Call supporters tout vision

While some big GOP donors have found Call’s performance uneven, other supporters tout his vision and willingness to think big; and they believe his investments in party infrastructure helped Gardner neutralize the Democrats’ vaunted ground game last fall.

“After the 2012 losses, it was apparent that Republicans in Colorado had to do what Democrats and their ‎allies bad been doing for a decade: move away from reliance on volunteer walkers organized in the months leading up to an election and instead move to a paid canvassers deployed much earlier and charged with collecting and acting upon detailed data on the citizens they interact with,” one prominent GOP activist and Call loyalist said.

“Ryan Call decided that the structure of the Republican coalition meant that much of this operation needed to be organized and paid for by the state party. He set about raising more money than the state party had ever raised in an off year election in order to allow him to hire field staffers for 2014 by the spring of 2013.

“It worked. In an all mail-ballot election that was supposed to increase turnout and favor Democrats, it ended up that the GOP dominated the mail ballot returns and the Democrats were left scrambling to turn their voters out at voter service centers in the last days before the election.”

Should Call be defeated, Gardner, the beneficiary of the GOP’s vastly improved ground game last fall, could opt to set up a PAC of his own to raise money and run a field operation that has heretofore been the primary focus of the state party.

Ironically, a successful activist-driven challenge to Call could leave those same activists with far less sway over party policy where it matters most.

Can House capitalize?

While the race is indeed a referendum on Call, it wouldn’t be as close as it is if House weren’t so credible a challenger.

He has said publicly he wouldn’t be running if Coffman hadn’t asked him to; but by all accounts, he has worked very hard on this campaign, as he did during the early months of the gubernatorial contest before failing to make the ballot at the state convention last April, and gotten advise from a number of long-time GOP politicos.

“House is a guy who just sensed his moment and pounced,” one prominent GOP operative said. “Activists love him because he isn’t Ryan; business types love him because he’s not a ham sandwich like Ryan.”

More importantly, House has run a smart campaign, with a message broad enough to resonate with the party’s conservative grassroots and its establishment, country club wing.

“House is running stylistically to Call’s right because that is where he has to run (that’s where the votes against Call are to be found), but he’s actually trying to make a managerial argument if you listen to him,” another party insider said. “I think that’s pretty shrewd because Call’s entire reputation is managerial skill.
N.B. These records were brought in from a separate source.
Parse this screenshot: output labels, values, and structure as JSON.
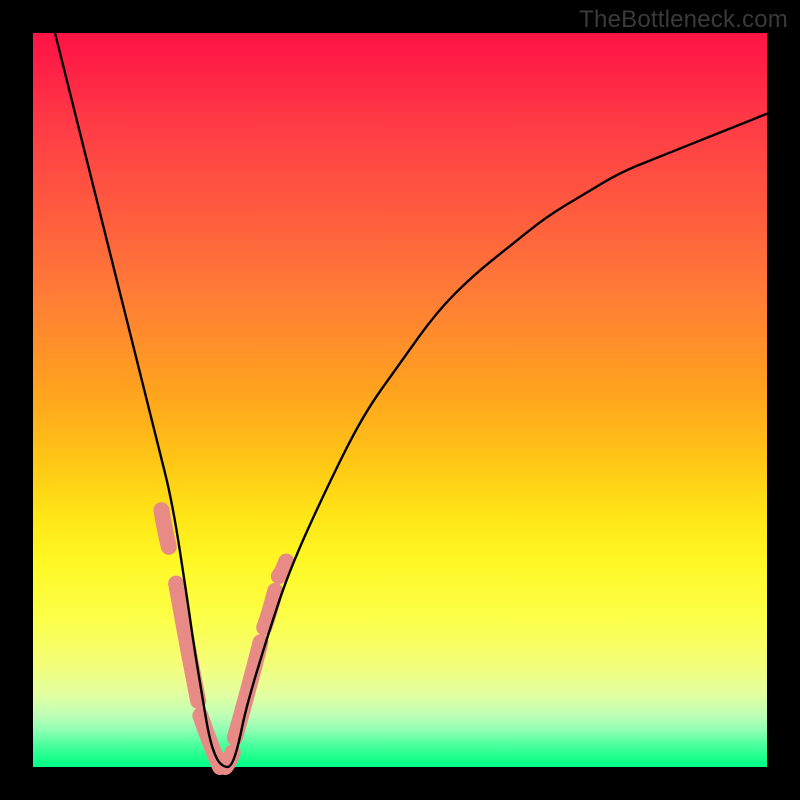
{
  "watermark": "TheBottleneck.com",
  "chart_data": {
    "type": "line",
    "title": "",
    "xlabel": "",
    "ylabel": "",
    "xlim": [
      0,
      100
    ],
    "ylim": [
      0,
      100
    ],
    "grid": false,
    "series": [
      {
        "name": "curve",
        "color": "#000000",
        "x": [
          3,
          5,
          7,
          9,
          11,
          13,
          15,
          17,
          19,
          21,
          22,
          23,
          24,
          25,
          26,
          27,
          28,
          29,
          32,
          35,
          40,
          45,
          50,
          55,
          60,
          65,
          70,
          75,
          80,
          85,
          90,
          95,
          100
        ],
        "y": [
          100,
          92,
          84,
          76,
          68,
          60,
          52,
          44,
          36,
          23,
          16,
          10,
          4,
          1,
          0,
          0,
          3,
          8,
          18,
          27,
          38,
          48,
          55,
          62,
          67,
          71,
          75,
          78,
          81,
          83,
          85,
          87,
          89
        ]
      },
      {
        "name": "marker-band",
        "color": "#e88b86",
        "segments": [
          {
            "x": [
              17.5,
              18.5
            ],
            "y": [
              35,
              30
            ]
          },
          {
            "x": [
              19.5,
              22.5
            ],
            "y": [
              25,
              9
            ]
          },
          {
            "x": [
              22.8,
              25.5
            ],
            "y": [
              7,
              0
            ]
          },
          {
            "x": [
              26.2,
              27.2
            ],
            "y": [
              0,
              2
            ]
          },
          {
            "x": [
              27.5,
              31.0
            ],
            "y": [
              4,
              17
            ]
          },
          {
            "x": [
              31.5,
              33.0
            ],
            "y": [
              19,
              24
            ]
          },
          {
            "x": [
              33.5,
              34.5
            ],
            "y": [
              26,
              28
            ]
          }
        ]
      }
    ],
    "gradient_stops": [
      {
        "pos": 0,
        "color": "#ff1444"
      },
      {
        "pos": 50,
        "color": "#ffb018"
      },
      {
        "pos": 80,
        "color": "#fcff4a"
      },
      {
        "pos": 100,
        "color": "#00ff86"
      }
    ]
  }
}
“It is sort of a swift-boating of Call.”

 Does the job even matter?

For all the heated rhetoric and hard-fought endorsements, many within the party view the whole election as a sideshow, a hard-fought slugfest that’ll earn the winner little more than a job as a feckless figurehead.

The days of the powerful party boss strong-arming candidates and calling the shots in a secret, smoke-filled room are long gone.

As a result of campaign finance reform that limits contributions to political parties, most big donors give their money to super PACs and other outside groups.

“The state party is not strong enough to make or break candidates anymore,” said former GOP state lawmaker Rob Witwer, the co-author of The Blueprint: How Democrats Won Colorado and Why Republicans Everywhere Should Care.

“The back-room party boss has been replaced by shadowy nonprofit entities called 527s, 501c3s and 4s, funded by mostly unnamed millionaires and billionaires.”

For several cycles now, as detailed in Witwer’s book, Democrats have shifted their operations almost entirely to independent groups and away from the state party; Republicans, meanwhile, continue act as if the party and the role of its chairman still matter.

Saturday’s election may determine whether that pattern continues.